A Deep Learning Model for Country Classification Using Google Street View Images. 🗺️📍

🌄 Overview

SpotThePlace is a machine learning project focused on classifying the country of origin from random Google Street View images. By leveraging deep learning models, such as ResNet and Google Vision Transformer, we achieved an impressive 92% accuracy in classifying images into one of four countries. The project also explores regression tasks for predicting geographical coordinates based on Street View images. 🌏🔍

Our dataset consists of 50,000 images collected through web scraping with Selenium from Google Street View, ensuring a diverse and robust dataset for training.

✨ Key Features

  • Dataset: 50,000 images collected via Selenium from Google Street View.
  • Models Tested: ResNet50 and Google Vision Transformer with different levels of fine-tuning.
  • Key Results: Achieved 92% accuracy in classifying images into four countries and ±250 km error in geographic regression.

🛠️ How To Use

📥 Dataset Collection

We collected 50,000 random images across four countries using Selenium and Google Street View. To recreate the dataset, you can use our web scraping scripts in scraping.ipynb.

from spottheplace import RandomPointGenerator
from spottheplace import StreetViewScraper

# Generate random points in a country
generator = RandomPointGenerator()
country_points = generator.generate_points_in_country(country_name="France", num_points=1000)

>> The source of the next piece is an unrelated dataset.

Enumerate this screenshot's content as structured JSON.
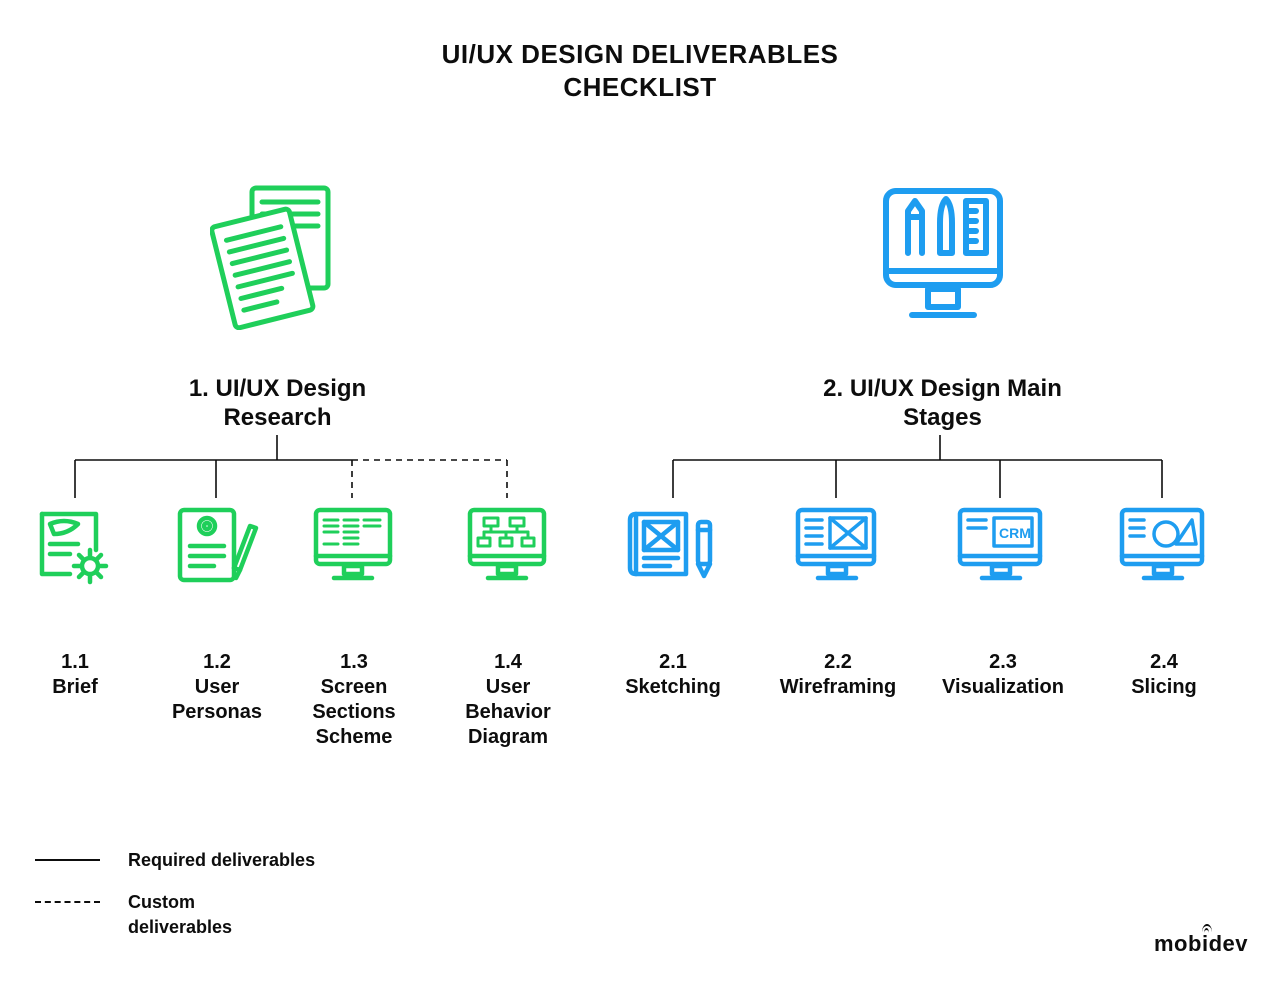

# Scrape Street View images from the generated points
scraper = StreetViewScraper(headless=True)
country_points = scraper.get_streetview_from_dataframe(country_points)

🚀 Training the Model

We trained our deep learning models using PyTorch and the Hugging Face Transformers library. You can train the models using the scripts in the trainings directory.

However, you can also use the pre-trained models hosted on Hugging Face's model hub with the code given in model_usage.ipynb.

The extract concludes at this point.